After OSCP exam, I was eager to start the CTP training as soon as possible. The course is mostly assembly based. I've spent most of the time in OllyDbg. Besides that, the course has a also web based module, and a networking module. All of them are very interesting and require extra reading and practice to fully understand and be able to reproduce the techniques (during the stressful exam hours!).
Before being able to register for the CTP training, you're required to pass a short, fun, multi-staged challenge. You can attempt the challenge before paying for the actual course. The challenge starts on the web and finishes with some low-level assembly stuff. If you liked the challenge you'll definitely love the course.
Reading through other reviews, I didn't dive straight into the course after the challenge. I prepared by going through various exploit development resources. The following sites group together a lot of techniques and are very detailed and relevant:
Corelan exploit development tutorials
FuzzySecurity Exploit tutorials
One month of lab time is more than enough to complete the exercises from all the chapters in the course, but extra work will prove very useful. Also, as a prerequisite, python and some reverse engineering skills helped a lot. Especially for the manual shellcode encoding module, which requires some automation. Fun times!

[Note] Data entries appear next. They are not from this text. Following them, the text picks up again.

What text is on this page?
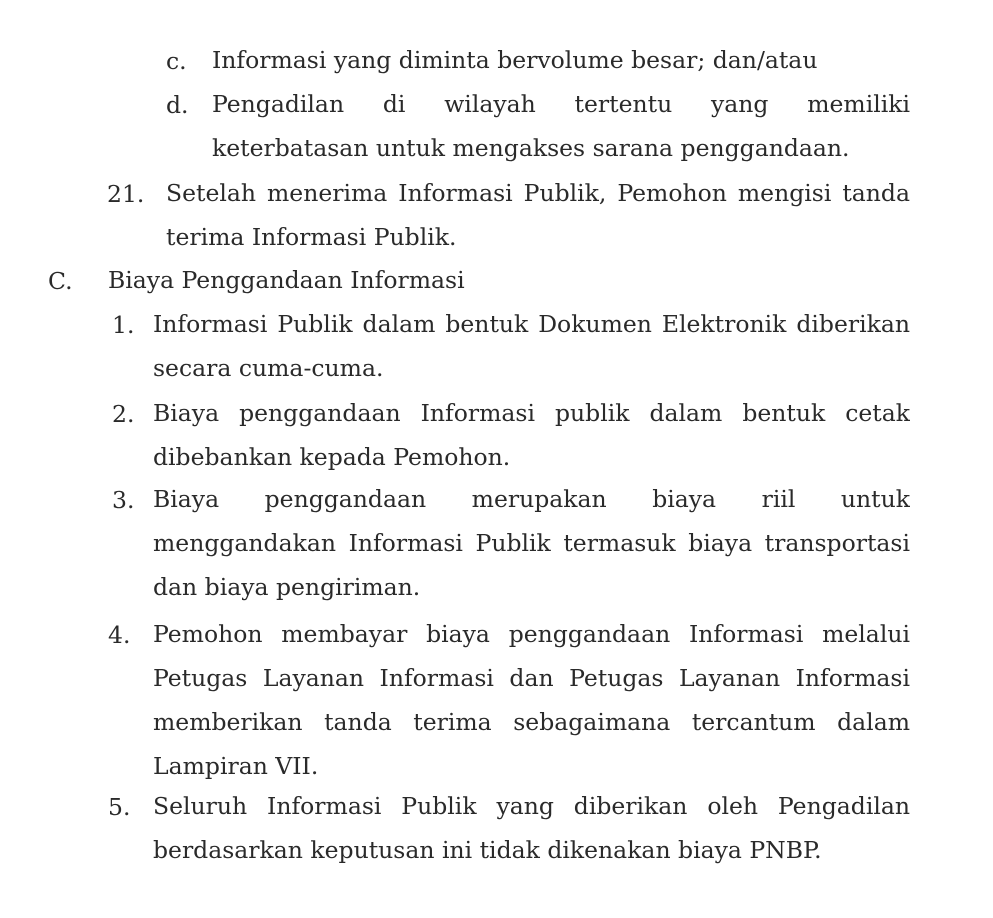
c. Informasi yang diminta bervolume besar; dan/atau
d. Pengadilan di wilayah tertentu yang memiliki
keterbatasan untuk mengakses sarana penggandaan.
21. Setelah menerima Informasi Publik, Pemohon mengisi tanda
terima Informasi Publik.
C. Biaya Penggandaan Informasi
1. Informasi Publik dalam bentuk Dokumen Elektronik diberikan
secara cuma-cuma.
2. Biaya penggandaan Informasi publik dalam bentuk cetak
dibebankan kepada Pemohon.
3. Biaya penggandaan merupakan biaya riil untuk
menggandakan Informasi Publik termasuk biaya transportasi
dan biaya pengiriman.
4. Pemohon membayar biaya penggandaan Informasi melalui
Petugas Layanan Informasi dan Petugas Layanan Informasi
memberikan tanda terima sebagaimana tercantum dalam
Lampiran VII.
5. Seluruh Informasi Publik yang diberikan oleh Pengadilan
berdasarkan keputusan ini tidak dikenakan biaya PNBP.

The exam is not easy and requires concentration (and inspiration:), not only a good understanding of the techniques used in the lab. The problems cover all the topics from the lab (including the one you're thinking "I won't get this, it's impossible to get it done in time!"). Some problems have small tricks (which may seem bigger, depending on how confident you are about the topic and ultimately how much you've practised).
I've used both the allocated days for the exam, with a lot of sleep in between (~8h). It's very important not to panic and, if something doesn't work, keep hammering :)
Overall, I learned a lot while preparing for the exam. The course is stimulating and very interesting, even though some may say that now there are new techniques.
In the end you get out what you put in. If you need motivation, find your dinosaur and do it!